How to buy Avocados?
According to “Love one today” (A site dedicated to avocados) “The best way to tell if an avocado is ripe is whether it yields to a gentle squeeze in the palm of your hands.” They have the best breakdown on how to choose avocados based on your expected time of use. It’s a very helpful chart! Check it out!
Pro Tips:
This recipe doubles well, but be sure to use a big bowl so you can carefully mix everything without smashing the vegetables, especially the beans and avocado.
To make in advance, prep all the vegetables except for the beans and avocado. Make the dressing and store in a mason jar. This can all be refrigerated at this point. When ready to serve, bring everything to room temperature (or close to) and then add the beans and the dressing (be sure to shake it up well first!) and then finally gently fold in the avocado.
Guacamole Salad
By Ina GartenIngredients
- 1 pint grape tomatoes halved
- 1 yellow bell pepper seeded and 1/2-inch diced
- 1 15-ounce can black beans, rinsed and drained
- 1/2 cup small diced red onion
- 2 tablespoons minced jalapeno peppers seeded (2 peppers)

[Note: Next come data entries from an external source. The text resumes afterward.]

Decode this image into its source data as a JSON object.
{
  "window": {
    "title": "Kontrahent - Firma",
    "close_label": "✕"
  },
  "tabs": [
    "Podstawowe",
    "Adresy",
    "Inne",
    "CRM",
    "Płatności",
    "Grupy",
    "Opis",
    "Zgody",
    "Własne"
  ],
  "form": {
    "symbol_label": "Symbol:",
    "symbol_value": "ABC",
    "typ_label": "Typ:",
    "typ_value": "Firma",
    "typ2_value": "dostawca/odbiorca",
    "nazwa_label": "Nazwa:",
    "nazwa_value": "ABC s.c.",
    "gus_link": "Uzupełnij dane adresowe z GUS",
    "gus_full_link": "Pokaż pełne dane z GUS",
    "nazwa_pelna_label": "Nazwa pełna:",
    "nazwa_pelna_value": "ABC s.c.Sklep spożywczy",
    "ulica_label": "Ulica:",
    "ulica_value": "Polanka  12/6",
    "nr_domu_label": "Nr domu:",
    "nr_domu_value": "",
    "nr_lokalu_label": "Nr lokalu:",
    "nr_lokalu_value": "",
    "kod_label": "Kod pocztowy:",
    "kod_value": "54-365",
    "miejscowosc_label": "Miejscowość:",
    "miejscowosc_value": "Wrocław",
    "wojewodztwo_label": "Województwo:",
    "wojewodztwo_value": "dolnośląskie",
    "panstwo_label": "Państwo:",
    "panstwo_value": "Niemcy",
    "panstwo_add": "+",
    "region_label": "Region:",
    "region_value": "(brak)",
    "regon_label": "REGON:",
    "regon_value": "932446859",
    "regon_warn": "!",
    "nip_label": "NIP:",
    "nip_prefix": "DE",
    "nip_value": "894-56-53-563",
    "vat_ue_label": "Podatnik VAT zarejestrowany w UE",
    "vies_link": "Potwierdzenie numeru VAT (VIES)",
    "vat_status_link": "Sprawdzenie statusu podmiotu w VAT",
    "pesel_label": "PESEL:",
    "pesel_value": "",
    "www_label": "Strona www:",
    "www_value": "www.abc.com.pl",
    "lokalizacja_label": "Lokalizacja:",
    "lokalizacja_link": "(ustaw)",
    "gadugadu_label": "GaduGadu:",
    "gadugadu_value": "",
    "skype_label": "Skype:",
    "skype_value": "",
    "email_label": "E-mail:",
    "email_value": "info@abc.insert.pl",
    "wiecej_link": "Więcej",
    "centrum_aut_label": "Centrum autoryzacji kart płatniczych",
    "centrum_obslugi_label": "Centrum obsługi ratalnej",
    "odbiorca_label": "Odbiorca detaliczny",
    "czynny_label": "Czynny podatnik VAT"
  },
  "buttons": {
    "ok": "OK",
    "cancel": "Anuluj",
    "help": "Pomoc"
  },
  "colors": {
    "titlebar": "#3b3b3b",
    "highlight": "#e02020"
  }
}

- 1/2 teaspoon freshly grated lime zest
- 1/4 cup freshly squeezed lime juice 2 limes
- 1/4 cup good olive oil
- 1 teaspoon kosher salt
- 1/2 teaspoon freshly ground black pepper
- 1/2 teaspoon minced garlic
- 1/4 teaspoon ground cayenne pepper
- 2 ripe Hass avocados seeded, peeled, and 1/2-inch diced
Instructions
- Place the tomatoes, yellow pepper, black beans, red onion, jalapeno peppers, and lime zest in a large bowl.
- Whisk together the lime juice, olive oil, salt, black pepper, garlic, and cayenne pepper and pour over the vegetables. Toss well.
- Just before you're ready to serve the salad, gently fold the avocados into the salad. Check the seasoning and serve at room temperature.